Most hospitality organizations are making greater use of more powerful applications to better manage properties, improve marketing campaigns, and personalize the guest experience. Organizations are finding that their data centers simply cannot keep pace with the added compute and storage requirements. Some are shifting core back-office applications used to manage the organization, spot trends, and react to market changes to the cloud. However, many organizations are finding that their current networks cannot support the added bandwidth needed for cloud-based back-office systems, including reservations and property-management systems.

Emerging Technologies to Consider:

Supporting the networking requirements brought about by these trends is challenging enough, but most hospitality organizations must also keep an eye to the future. Technologies that are gaining interest include:

  • Interactive and customized features for guests (temperature and lighting adjustment, art displays, etc.) using near-field communications embedded in hotel passkeys or a guest’s mobile phone.
  • Internet of Things (IoT) enabling hoteliers to offer guests the ultimate in personalization. Hotels are beginning to implement technology that allows guests to use their smartphones as room keys. When a guest walks into their room, the TV turns on with a personalized welcome message, the radio turns on tuned to a favorite station and the thermostat is set to a preferred temperature.
  • Sensors inside in-room mini bars can send messages to housekeeping when items need to be replenished; data can be stored on guest profiles to ensure favorites are fully stocked on their next visit. The real-time data gathered from devices can be mined to develop individual guest profiles that can enable near real-time offers, campaigns and experiences.
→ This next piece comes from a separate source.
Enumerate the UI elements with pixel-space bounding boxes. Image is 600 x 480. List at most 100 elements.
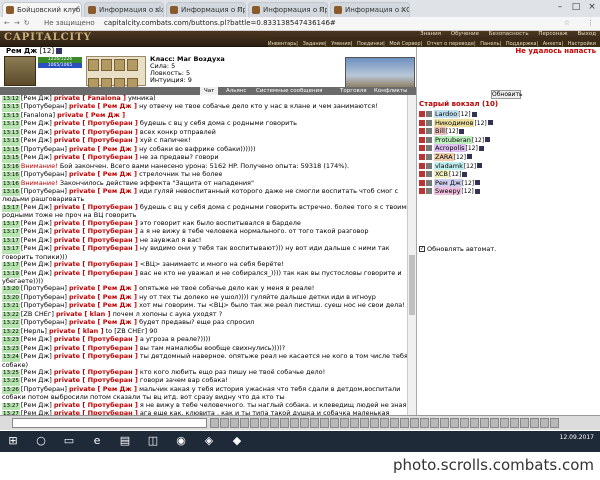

No discussion of these trends and these technologies is complete without talking about network bandwidth, especially since many hotels are challenged with having enough capacity to support the current status quo.

What’s Needed?

New technologies will enable improved customer experiences, resulting in higher loyalty and greater insight into and control over which services to offer. However, to support these emerging technologies, hospitality organizations need bandwidth and IT infrastructure robust enough to support the increased demands on their network.

Essential features include a network that delivers the performance, bandwidth, availability, and security to meet the demands of today’s hotel back-office, marketing, and eCommerce activities, as well as to enable a highly interactive hotel/motel experience.

The hospitality industry has embraced leading-edge technologies to better serve its guests and react to changing market conditions.